A Textual Time Capsule: A Text-Based Approach to Tracing Swiss Elite Polarization Across 130 Years
Chair of Systems Design, ETH Zurich
14 Sep 2023, 14:45–15:10
Increased polarization has long been lamented as a sign of democratic instability and erosion. It is a phenomenon constantly postulated to have increased in the past few decades. However, this has yet to be studied over a prolonged period, and Switzerland is no exception. Thus, we ask whether this claim still holds when studying polarization over the past 130 years in the Swiss parliament.

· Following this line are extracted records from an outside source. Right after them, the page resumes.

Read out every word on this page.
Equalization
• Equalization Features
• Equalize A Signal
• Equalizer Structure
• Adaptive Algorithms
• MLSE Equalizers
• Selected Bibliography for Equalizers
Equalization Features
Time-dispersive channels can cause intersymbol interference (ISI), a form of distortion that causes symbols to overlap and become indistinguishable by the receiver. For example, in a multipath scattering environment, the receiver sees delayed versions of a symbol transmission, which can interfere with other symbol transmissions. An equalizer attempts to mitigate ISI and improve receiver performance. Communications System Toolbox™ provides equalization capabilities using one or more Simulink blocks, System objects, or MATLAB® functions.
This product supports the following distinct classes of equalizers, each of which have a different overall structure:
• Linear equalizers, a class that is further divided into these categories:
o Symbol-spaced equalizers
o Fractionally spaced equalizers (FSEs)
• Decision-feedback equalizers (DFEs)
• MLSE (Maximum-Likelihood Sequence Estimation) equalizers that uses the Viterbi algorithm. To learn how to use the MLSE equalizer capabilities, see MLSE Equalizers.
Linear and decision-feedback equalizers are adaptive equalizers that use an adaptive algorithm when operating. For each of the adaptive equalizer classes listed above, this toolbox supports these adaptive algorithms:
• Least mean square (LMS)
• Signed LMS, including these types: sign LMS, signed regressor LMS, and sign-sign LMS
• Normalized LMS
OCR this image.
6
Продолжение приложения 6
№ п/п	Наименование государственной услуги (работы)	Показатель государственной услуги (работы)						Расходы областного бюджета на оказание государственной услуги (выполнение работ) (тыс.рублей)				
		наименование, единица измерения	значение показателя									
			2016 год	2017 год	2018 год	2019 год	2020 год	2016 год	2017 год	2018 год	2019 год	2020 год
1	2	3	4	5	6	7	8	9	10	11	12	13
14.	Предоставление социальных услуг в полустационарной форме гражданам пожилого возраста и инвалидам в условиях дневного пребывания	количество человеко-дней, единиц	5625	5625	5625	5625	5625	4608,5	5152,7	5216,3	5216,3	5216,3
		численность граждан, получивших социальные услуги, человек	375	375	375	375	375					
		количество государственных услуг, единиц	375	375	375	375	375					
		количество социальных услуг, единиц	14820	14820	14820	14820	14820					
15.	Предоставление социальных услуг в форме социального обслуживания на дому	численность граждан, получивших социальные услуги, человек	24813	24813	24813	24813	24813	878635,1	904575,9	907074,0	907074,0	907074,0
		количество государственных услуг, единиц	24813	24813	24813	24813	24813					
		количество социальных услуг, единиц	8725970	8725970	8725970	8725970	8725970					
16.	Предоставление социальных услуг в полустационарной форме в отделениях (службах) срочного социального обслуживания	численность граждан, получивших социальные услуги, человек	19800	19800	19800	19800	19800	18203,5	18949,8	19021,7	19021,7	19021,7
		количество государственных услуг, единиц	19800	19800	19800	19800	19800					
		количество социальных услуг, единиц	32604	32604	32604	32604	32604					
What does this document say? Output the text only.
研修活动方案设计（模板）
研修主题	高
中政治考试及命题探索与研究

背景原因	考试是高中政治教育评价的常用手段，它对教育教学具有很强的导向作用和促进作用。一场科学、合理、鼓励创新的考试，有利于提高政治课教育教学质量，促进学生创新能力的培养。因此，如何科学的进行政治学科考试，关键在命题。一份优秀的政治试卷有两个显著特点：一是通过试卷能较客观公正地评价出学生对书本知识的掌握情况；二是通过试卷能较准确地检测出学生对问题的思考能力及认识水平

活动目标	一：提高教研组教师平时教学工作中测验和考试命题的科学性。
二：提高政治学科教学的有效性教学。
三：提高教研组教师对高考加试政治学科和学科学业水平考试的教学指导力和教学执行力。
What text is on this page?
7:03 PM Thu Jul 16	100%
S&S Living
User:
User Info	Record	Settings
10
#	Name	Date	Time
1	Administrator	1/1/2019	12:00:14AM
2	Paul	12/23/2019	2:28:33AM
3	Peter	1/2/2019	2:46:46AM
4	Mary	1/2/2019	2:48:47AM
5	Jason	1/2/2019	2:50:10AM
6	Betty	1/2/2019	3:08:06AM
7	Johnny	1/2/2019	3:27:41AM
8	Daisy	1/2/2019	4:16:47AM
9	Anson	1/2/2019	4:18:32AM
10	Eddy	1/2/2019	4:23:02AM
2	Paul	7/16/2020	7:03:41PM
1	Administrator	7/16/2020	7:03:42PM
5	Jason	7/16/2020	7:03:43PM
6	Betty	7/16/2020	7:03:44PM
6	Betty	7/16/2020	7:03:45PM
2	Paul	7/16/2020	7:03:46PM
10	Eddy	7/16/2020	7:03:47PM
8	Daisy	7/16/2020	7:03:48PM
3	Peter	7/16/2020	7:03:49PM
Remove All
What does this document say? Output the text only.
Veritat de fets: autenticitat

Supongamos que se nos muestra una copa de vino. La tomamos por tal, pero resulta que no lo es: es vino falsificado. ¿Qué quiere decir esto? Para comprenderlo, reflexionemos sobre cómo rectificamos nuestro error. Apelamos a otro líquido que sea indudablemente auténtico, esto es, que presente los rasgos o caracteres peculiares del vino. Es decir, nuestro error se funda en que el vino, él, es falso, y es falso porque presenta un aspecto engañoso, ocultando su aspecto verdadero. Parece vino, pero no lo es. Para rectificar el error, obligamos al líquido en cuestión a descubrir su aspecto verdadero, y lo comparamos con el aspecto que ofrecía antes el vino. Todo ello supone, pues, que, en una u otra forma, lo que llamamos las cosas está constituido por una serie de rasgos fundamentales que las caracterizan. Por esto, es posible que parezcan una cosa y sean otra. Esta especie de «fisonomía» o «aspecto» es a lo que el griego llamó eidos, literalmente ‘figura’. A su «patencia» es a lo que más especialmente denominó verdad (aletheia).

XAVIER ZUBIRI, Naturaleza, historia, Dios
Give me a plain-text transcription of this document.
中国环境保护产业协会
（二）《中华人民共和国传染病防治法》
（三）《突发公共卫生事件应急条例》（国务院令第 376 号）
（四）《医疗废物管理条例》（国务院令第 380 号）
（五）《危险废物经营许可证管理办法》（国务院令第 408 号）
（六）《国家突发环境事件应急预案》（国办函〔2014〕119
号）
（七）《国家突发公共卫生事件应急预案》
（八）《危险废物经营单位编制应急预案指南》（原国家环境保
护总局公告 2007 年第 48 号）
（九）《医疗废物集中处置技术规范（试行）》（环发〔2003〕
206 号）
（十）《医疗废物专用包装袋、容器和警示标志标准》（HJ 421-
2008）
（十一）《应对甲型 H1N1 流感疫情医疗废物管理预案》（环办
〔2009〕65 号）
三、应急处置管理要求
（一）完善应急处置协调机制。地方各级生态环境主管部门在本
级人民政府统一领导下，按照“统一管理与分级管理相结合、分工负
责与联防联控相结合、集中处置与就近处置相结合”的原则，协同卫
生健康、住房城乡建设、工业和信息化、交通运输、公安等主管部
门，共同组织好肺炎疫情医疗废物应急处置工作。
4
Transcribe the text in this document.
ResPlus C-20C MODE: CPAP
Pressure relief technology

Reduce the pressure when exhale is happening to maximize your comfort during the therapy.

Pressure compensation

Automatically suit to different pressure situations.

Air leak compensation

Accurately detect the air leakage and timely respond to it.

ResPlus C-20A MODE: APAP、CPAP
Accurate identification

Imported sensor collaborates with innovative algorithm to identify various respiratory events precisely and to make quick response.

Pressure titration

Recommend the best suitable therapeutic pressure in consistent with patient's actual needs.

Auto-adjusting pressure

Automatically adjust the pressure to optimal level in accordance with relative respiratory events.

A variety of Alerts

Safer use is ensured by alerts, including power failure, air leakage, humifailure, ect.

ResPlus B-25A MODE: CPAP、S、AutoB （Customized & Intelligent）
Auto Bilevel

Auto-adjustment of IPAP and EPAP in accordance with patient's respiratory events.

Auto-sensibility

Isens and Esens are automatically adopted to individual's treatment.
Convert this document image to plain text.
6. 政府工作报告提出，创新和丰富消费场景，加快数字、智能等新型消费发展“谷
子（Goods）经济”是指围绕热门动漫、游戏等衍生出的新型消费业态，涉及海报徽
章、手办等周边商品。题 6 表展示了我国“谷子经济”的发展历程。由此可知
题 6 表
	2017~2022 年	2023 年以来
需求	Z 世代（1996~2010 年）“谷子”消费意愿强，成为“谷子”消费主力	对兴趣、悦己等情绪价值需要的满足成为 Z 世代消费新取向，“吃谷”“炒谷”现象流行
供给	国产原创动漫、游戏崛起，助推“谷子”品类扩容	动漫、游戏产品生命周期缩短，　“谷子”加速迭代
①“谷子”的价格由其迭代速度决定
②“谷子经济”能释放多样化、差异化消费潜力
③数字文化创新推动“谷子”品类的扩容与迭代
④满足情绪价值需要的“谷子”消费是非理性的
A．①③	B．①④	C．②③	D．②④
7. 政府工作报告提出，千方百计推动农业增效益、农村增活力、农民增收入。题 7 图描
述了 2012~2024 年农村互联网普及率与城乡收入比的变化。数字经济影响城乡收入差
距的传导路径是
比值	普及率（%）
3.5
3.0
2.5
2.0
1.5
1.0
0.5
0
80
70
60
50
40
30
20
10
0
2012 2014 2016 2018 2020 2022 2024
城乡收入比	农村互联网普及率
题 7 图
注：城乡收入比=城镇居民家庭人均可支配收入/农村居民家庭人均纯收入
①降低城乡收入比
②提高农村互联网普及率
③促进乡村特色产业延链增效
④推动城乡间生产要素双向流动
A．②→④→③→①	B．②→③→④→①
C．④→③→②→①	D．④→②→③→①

To achieve this, we employ text embeddings to compute multi-dimensional representations of Swiss parliament members based on the legislative bills introduced, from 1891 to today. We build upon the SwissBERT model, a Switzerland-specific model based on the XMOD architecture. Furthermore, to enhance the model’s understanding of language structure and context, we fine-tune SwissBERT using masked language modeling (MLM) on parliamentary texts, encompassing speeches and bill texts. Additionally, we train the embeddings to predict party class. Finally, we employ a multi-dimensional variance-based polarization measure to study polarization trends in the Swiss Parliament over 120 years. Our findings indicate that, while polarization has indeed increased, this trend began in the 1970s and reached its peak in the 1990s.